SELECT * WHERE key = 'Adams, Mississippi, US'
TRANSFORM PREPARTITION BY key USING Draw(path="/tmp")
OUTPUT USING render_all
It seems wrong, the number should not jump between 0 and 200. AH, it's because we didn't sort the date. So we can sort the date inside the transformer before drawing, or we can PRESORT
in Fugue SQL like below.
%%sql
data = LOAD "/tmp/covid19.parquet"
SELECT * WHERE key = 'Adams, Mississippi, US'
TRANSFORM PREPARTITION BY key PRESORT date USING Draw(path="/tmp")
OUTPUT USING render_all
Also you can see it rendered twice, it's because the plot
inside the transformer is also rendered here because it's NativeExecutionEngine.

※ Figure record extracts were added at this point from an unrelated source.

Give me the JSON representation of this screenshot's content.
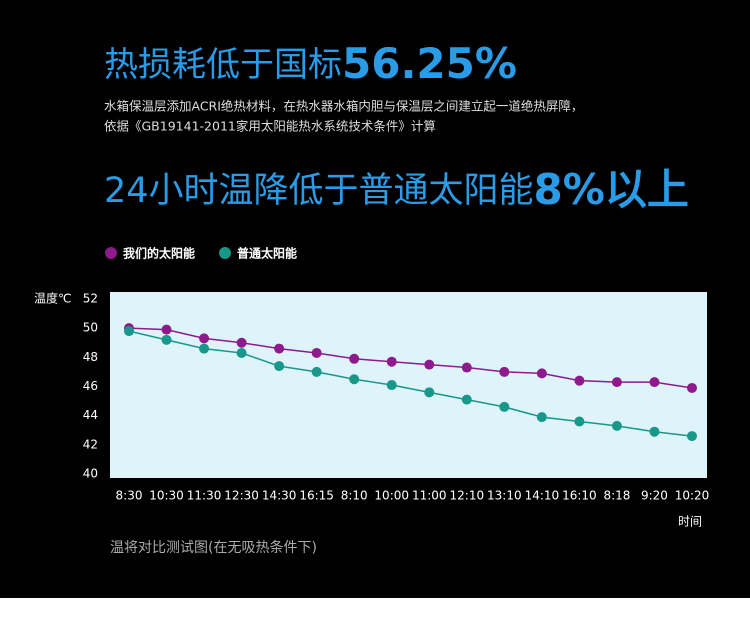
{
  "header": {
    "headline_1": {
      "text": "热损耗低于国标",
      "highlight": "56.25%"
    },
    "description": [
      "水箱保温层添加ACRI绝热材料，在热水器水箱内胆与保温层之间建立起一道绝热屏障，",
      "依据《GB19141-2011家用太阳能热水系统技术条件》计算"
    ],
    "headline_2": {
      "text": "24小时温降低于普通太阳能",
      "highlight": "8%以上"
    }
  },
  "chart_data": {
    "type": "line",
    "y_label": "温度℃",
    "x_label": "时间",
    "caption": "温将对比测试图(在无吸热条件下)",
    "categories": [
      "8:30",
      "10:30",
      "11:30",
      "12:30",
      "14:30",
      "16:15",
      "8:10",
      "10:00",
      "11:00",
      "12:10",
      "13:10",
      "14:10",
      "16:10",
      "8:18",
      "9:20",
      "10:20"
    ],
    "series": [
      {
        "name": "我们的太阳能",
        "color": "#8e1a8c",
        "values": [
          50.0,
          49.9,
          49.3,
          49.0,
          48.6,
          48.3,
          47.9,
          47.7,
          47.5,
          47.3,
          47.0,
          46.9,
          46.4,
          46.3,
          46.3,
          45.9
        ]
      },
      {
        "name": "普通太阳能",
        "color": "#17988a",
        "values": [
          49.8,
          49.2,
          48.6,
          48.3,
          47.4,
          47.0,
          46.5,
          46.1,
          45.6,
          45.1,
          44.6,
          43.9,
          43.6,
          43.3,
          42.9,
          42.6
        ]
      }
    ],
    "ylim": [
      40,
      52
    ],
    "yticks": [
      40,
      42,
      44,
      46,
      48,
      50,
      52
    ],
    "grid": false,
    "legend": "top-left"
  }
}
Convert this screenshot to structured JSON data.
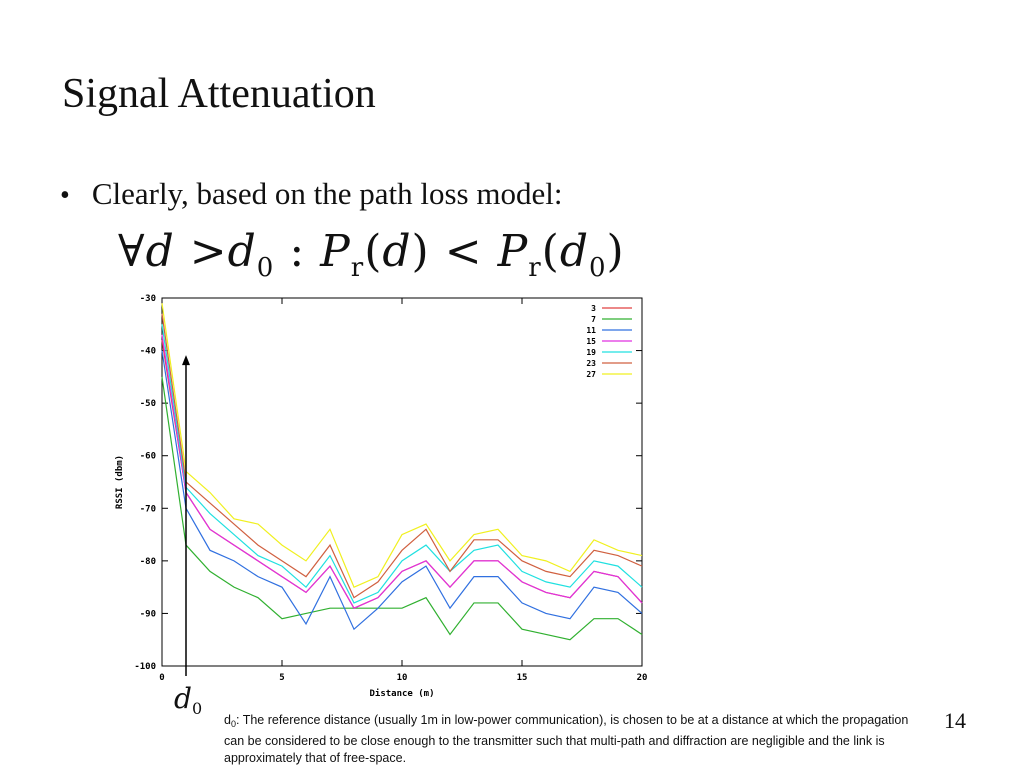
{
  "slide": {
    "title": "Signal Attenuation",
    "bullet": "Clearly, based on the path loss model:",
    "formula": {
      "forall": "∀",
      "d": "d",
      "gt": ">",
      "d0_base": "d",
      "d0_sub": "0",
      "colon": ":",
      "P": "P",
      "r": "r",
      "lparen": "(",
      "rparen": ")",
      "lt": "<"
    },
    "d0_label": {
      "base": "d",
      "sub": "0"
    },
    "footnote": {
      "prefix_base": "d",
      "prefix_sub": "0",
      "text": ": The reference distance (usually 1m in low-power communication), is chosen to be at a distance at which the propagation can be considered to be close enough to the transmitter such that multi-path and diffraction are negligible and the link is approximately that of free-space."
    },
    "page_number": "14"
  },
  "chart_data": {
    "type": "line",
    "xlabel": "Distance (m)",
    "ylabel": "RSSI (dbm)",
    "xlim": [
      0,
      20
    ],
    "ylim": [
      -100,
      -30
    ],
    "xticks": [
      0,
      5,
      10,
      15,
      20
    ],
    "yticks": [
      -30,
      -40,
      -50,
      -60,
      -70,
      -80,
      -90,
      -100
    ],
    "legend_position": "top-right",
    "grid": false,
    "x": [
      0,
      1,
      2,
      3,
      4,
      5,
      6,
      7,
      8,
      9,
      10,
      11,
      12,
      13,
      14,
      15,
      16,
      17,
      18,
      19,
      20
    ],
    "series": [
      {
        "name": "3",
        "color": "#e04040",
        "values": [
          -38,
          -67,
          -74,
          -77,
          -80,
          -83,
          -86,
          -81,
          -89,
          -87,
          -82,
          -80,
          -85,
          -80,
          -80,
          -84,
          -86,
          -87,
          -82,
          -83,
          -88
        ]
      },
      {
        "name": "7",
        "color": "#30b030",
        "values": [
          -45,
          -77,
          -82,
          -85,
          -87,
          -91,
          -90,
          -89,
          -89,
          -89,
          -89,
          -87,
          -94,
          -88,
          -88,
          -93,
          -94,
          -95,
          -91,
          -91,
          -94
        ]
      },
      {
        "name": "11",
        "color": "#3070e0",
        "values": [
          -40,
          -70,
          -78,
          -80,
          -83,
          -85,
          -92,
          -83,
          -93,
          -89,
          -84,
          -81,
          -89,
          -83,
          -83,
          -88,
          -90,
          -91,
          -85,
          -86,
          -90
        ]
      },
      {
        "name": "15",
        "color": "#e030e0",
        "values": [
          -37,
          -67,
          -74,
          -77,
          -80,
          -83,
          -86,
          -81,
          -89,
          -87,
          -82,
          -80,
          -85,
          -80,
          -80,
          -84,
          -86,
          -87,
          -82,
          -83,
          -88
        ]
      },
      {
        "name": "19",
        "color": "#20e0e0",
        "values": [
          -35,
          -66,
          -71,
          -75,
          -79,
          -81,
          -85,
          -79,
          -88,
          -86,
          -80,
          -77,
          -82,
          -78,
          -77,
          -82,
          -84,
          -85,
          -80,
          -81,
          -85
        ]
      },
      {
        "name": "23",
        "color": "#d06040",
        "values": [
          -33,
          -65,
          -69,
          -73,
          -77,
          -80,
          -83,
          -77,
          -87,
          -84,
          -78,
          -74,
          -82,
          -76,
          -76,
          -80,
          -82,
          -83,
          -78,
          -79,
          -81
        ]
      },
      {
        "name": "27",
        "color": "#f0f020",
        "values": [
          -31,
          -63,
          -67,
          -72,
          -73,
          -77,
          -80,
          -74,
          -85,
          -83,
          -75,
          -73,
          -80,
          -75,
          -74,
          -79,
          -80,
          -82,
          -76,
          -78,
          -79
        ]
      }
    ]
  }
}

This shouldn't happen when using SparkExecutionEngine
, so we are fine with it.
We only want to draw the charts on the 10 states with highest death numbers, so the following code, we firstly find the top 10 states, then we use SEMI JOIN
to filter the dataset and then we aggregate and use the transformer to plot.
Notice in the last SELECT
, we can use inline TRANSFORM
. Fugue SQL is more flexible than standard SQL.
%%sql SparkExecutionEngine
data = LOAD "/tmp/covid19.parquet"
top10 =
SELECT state, SUM(death) AS death
FROM data GROUP BY state
ORDER BY death DESC LIMIT 10 PERSIST
data =
SELECT * FROM data
LEFT SEMI JOIN top10 ON data.state = top10.state
WHERE date > '2020-04-01'
SELECT state, date, SUM(confirmed) AS confirmed, SUM(death) AS death
GROUP BY state, date
# this step is to sort the output by death, the output of Draw doesn't have death, so we need join
SELECT a.*, death FROM
(TRANSFORM PREPARTITION BY state PRESORT date USING Draw(path="/tmp")) AS a
INNER JOIN top10 ON a.state = top10.state
ORDER BY death DESC
OUTPUT USING render_all
The way we solve this problem is very platform and scale agnostic. No matter you run it on native python with small data or on Spark with very large data, you may no longer need to change the code.